# Inferences from a regression analysis.  Here we explore how to make inferences from a regression analysis.  Namely we are exploring a situation were we believe that Y=beta1*X+beta0 + E for some unknown beta1 and beta0 and an normal error function whose value was constructed independently of X's value.  Let us play the lord and choose for our simulations:

beta1=2
beta0=-42

# Here is some data:

N=100
X=rnorm(N,37.5,5)
E=rnorm(N,0,5)
Y=beta1*X+beta0+E
plot(X,Y,main="The Scatterplot of our simulated data")

#The name of the game is to guess beat1  from the data and then express our  confidence in this guess.  Recall the guess are called b1 and b0 from the line of best fit:

L=lm(Y~X)
b1=L[[1]][2]
b0=L[[1]][1]

# In practice before deciding that inferences are reasonable to make, we would get the residuals to explore the error's independence and normality:

Yhat=(b1*X+b0)
Res<-Y-Yhat
plot(X,Res,main="Our X data verses the residuals",ylab="The Residuals",ylim=c(-max(abs(Res)),max(abs(Res))))
points(c(min(X),max(X)),c(0,0),col="red",type="l")
hist(Res,main="Histogram of the residuals",freq=FALSE)
se=sqrt(sum((Res)^2)/(N-2))
X=seq(-4*se,4*se,by=0.01)
points(X,dnorm(X,0,se),col="blue",type="l")

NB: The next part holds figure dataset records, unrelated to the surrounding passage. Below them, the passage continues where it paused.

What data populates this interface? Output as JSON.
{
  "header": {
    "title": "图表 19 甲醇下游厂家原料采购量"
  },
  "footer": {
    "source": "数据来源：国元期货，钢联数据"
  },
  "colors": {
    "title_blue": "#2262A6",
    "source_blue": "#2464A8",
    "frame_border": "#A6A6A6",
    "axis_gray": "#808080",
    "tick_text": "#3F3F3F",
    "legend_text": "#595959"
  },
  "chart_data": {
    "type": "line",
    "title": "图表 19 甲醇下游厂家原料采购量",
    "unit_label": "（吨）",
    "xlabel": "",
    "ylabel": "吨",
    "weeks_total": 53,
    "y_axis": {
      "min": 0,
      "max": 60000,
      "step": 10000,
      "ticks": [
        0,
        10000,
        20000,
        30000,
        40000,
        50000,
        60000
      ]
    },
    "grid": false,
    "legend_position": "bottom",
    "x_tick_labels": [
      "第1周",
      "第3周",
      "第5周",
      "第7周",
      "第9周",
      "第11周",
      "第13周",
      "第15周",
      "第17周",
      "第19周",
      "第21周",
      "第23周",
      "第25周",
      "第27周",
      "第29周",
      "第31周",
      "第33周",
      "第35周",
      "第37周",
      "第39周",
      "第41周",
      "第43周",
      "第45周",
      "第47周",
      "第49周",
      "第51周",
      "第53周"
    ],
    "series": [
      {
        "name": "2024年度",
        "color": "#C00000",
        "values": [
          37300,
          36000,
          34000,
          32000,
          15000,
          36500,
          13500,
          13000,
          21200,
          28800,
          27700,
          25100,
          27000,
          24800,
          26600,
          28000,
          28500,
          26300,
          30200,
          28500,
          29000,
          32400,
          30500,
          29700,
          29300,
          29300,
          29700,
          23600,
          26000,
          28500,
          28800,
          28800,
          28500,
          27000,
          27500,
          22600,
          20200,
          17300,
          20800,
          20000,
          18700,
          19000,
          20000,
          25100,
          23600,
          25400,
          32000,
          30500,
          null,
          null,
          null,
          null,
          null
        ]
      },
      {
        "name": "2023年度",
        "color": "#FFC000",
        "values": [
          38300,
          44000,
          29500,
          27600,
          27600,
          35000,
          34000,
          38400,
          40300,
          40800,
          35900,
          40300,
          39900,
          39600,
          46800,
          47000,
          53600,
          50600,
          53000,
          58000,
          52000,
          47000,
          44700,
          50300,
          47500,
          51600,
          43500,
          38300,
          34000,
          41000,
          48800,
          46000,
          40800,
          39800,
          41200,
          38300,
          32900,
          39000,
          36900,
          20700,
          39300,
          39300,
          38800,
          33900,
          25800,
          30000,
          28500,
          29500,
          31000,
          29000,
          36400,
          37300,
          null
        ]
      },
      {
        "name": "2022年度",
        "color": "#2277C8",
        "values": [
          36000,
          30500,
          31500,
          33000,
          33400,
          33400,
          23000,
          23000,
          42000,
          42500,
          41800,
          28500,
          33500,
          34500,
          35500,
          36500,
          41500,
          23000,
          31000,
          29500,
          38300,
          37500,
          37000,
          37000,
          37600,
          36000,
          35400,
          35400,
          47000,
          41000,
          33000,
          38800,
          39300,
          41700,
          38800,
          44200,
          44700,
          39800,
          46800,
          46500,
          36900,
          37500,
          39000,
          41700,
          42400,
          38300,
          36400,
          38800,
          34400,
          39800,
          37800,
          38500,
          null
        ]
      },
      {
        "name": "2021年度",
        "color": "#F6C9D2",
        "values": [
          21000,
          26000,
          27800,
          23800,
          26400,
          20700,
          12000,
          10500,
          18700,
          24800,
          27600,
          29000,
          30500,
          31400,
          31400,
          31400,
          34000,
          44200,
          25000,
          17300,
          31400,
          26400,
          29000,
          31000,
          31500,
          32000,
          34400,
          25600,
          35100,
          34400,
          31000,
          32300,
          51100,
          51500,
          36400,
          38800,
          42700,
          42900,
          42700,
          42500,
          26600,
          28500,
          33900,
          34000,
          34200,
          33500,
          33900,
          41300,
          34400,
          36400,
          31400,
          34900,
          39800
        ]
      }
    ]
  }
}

#  If we believe that this justifies our faith the E is independent of X and normal then we construct a 100C % confidence interval for b1 as follows: 

C=.9
my=mean(Y)
se=sqrt(sum((Res)^2)/(N-2))
sx=sd(X)
SEb1=se/(sx*sqrt(N-1))
df=N-2
tstar=abs(qt((1-C)/2,df))
CI=c(b1-tstar*SEb1,b1,b1+tstar*SEb1)
CI

# We can verify that roughly 90% of the time the true value of beta is in our randomly produced confidence interval. 

Trials=100

Confs<-c()
for (i in 1:Trials)
{
X=rnorm(N,37.5,5)
E=rnorm(N,0,5)
Y=beta1*X+beta0+E
L=lm(Y~X)
b1=L[[1]][2]
b0=L[[1]][1]
Yhat=(b1*X+b0)
Res<-Y-Yhat
my=mean(Y)
se=sqrt(sum((Res)^2)/(N-2))
sx=sd(X)
SEb1=se/(sqrt(N-1)*sx)
df=N-2
tstar=abs(qt((1-C)/2,df))
CI=c(b1-tstar*SEb1,b1,b1+tstar*SEb1)
Confs<-rbind(Confs,CI)
}

Count=0
left=min(Confs[,1])
right=max(Confs[,3])
Count=0
plot(c(left,left,right,right),c(Trials+1,0,0,Trials+1),type="l",main=paste(Trials,"Confidence",C), ylab="Trial",xlab="Slope") 
for (j in 1:Trials){
points(Confs[j,c(1,3)],c(j,j),type="l",col="red")
points(Confs[j,1],c(j),pch=18)
points(Confs[j,3],c(j),pch=18)
#points(Confs[j,1],c(j),pch=18)
{if (Confs[j,1]>beta1)
Count=Count+1}
{if (Confs[j,3]<beta1)
Count=Count+1}
#points(Confs[j,1],c(j+1),pch=40)
#points(Confs[j,3],c(j+1),pch=41)
}
Count
points(c(beta1,beta1),c(0,Trials+1),type="l",col="blue")


#########

#It looks pretty good!  Now we can also test a hypothesis since under H0: beta1=b, we have that (b1-b)/SEb1=t with N-2 degrees of freedom.  Let's explore this in our above case using b=0 and N=5 and H1:beta1>0.

N=5
beta1=2
beta0=-42
X=rnorm(N,37.5,5)
E=rnorm(N,0,5)
Y=beta1*X+beta0+E
L=lm(Y~X)
b1=L[[1]][2]
b0=L[[1]][1]
Yhat=(b1*X+b0)
Res<-Y-Yhat
my=mean(Y)
se=sqrt(sum((Res)^2)/(N-2))
sx=sd(X)
SEb1=se/(sx*sqrt(N-1))
df=N-2
t=(b1-0)/(SEb1)
P=1-pt(t,df)
P

# By running this a few times, we see that even for N=5 we often find our selves in a good position to reject the Null hypothesis (which we'd like to since beta1=2).